The fourth boy was Michael Corner who could comfort me even if he didn't fully understand. He wasn't actually ever my boyfriend; just a friend but I sometimes pretended he was because it made me feel so much more secure. Michael wasn't the bravest and as such he wasn't likely to die or even become close to death. And we were both in Ravenclaw so we could see each other often other despite being in different years.

The fifth was Rudy Blue, a muggle DJ I met the summer before my seventh year; we shared a few dates and some really good sex but we broke up when term started.

My sixth love was David Mace. We met after the battle of Hogwarts in a muggle support group for getting over drug use. I had been addicted to the highs and the forgetting ever since the battle where both my mother and my best friend had died.
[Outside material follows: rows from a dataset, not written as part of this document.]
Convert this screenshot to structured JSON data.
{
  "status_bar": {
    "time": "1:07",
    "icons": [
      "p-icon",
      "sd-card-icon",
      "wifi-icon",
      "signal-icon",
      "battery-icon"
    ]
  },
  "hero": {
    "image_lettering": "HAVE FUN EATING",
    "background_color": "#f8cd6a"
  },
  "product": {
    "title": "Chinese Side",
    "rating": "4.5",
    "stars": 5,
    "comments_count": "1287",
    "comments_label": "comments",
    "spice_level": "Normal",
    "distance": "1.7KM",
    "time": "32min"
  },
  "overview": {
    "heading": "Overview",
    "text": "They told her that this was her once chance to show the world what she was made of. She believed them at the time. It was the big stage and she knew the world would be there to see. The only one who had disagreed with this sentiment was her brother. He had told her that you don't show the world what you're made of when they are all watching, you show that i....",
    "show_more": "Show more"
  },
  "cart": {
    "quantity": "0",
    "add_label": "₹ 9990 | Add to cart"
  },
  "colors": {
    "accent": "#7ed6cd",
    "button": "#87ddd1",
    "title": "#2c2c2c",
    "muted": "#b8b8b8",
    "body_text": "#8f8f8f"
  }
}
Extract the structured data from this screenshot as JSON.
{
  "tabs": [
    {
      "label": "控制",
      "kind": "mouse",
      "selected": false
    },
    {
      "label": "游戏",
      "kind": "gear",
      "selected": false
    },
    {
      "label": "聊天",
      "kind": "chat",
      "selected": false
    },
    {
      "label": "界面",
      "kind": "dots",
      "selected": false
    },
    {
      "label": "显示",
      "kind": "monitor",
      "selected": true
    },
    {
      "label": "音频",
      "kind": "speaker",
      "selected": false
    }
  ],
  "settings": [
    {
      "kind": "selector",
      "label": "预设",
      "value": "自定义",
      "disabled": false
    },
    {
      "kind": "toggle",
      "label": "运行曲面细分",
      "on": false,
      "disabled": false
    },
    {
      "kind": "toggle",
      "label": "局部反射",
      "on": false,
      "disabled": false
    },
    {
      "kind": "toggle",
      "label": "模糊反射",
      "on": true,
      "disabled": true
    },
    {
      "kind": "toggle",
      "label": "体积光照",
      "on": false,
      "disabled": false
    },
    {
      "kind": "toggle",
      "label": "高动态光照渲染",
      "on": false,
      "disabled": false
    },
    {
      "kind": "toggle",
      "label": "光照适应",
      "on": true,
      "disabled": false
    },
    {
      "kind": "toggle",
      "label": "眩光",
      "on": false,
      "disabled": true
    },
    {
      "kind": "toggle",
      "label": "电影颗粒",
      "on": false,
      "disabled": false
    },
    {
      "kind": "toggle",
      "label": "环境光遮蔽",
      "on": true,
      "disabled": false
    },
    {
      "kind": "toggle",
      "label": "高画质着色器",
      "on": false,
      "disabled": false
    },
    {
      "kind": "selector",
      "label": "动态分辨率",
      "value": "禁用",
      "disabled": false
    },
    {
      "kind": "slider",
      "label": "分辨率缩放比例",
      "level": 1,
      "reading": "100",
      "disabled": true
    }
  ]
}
What had upset me the most was that although Marietta had died fighting against Voldemort I had a feeling she would be remembered more for what happened during our sixth year. My father was little help during this time as he had fallen into a deep depression from the loss of my mother.

David was and still is the love and comfort I had craved since Cedric's death. And although I could not tell him the whole truth, since Voldemort returned losing family members was not out of the ordinary. We grew closer and closer. He introduced me to his sister Emily who is his only remaining family as they were both out the day the Death Eaters called.

I hope that one day I will be able to introduce him to my world. Because I know that this time it is Love.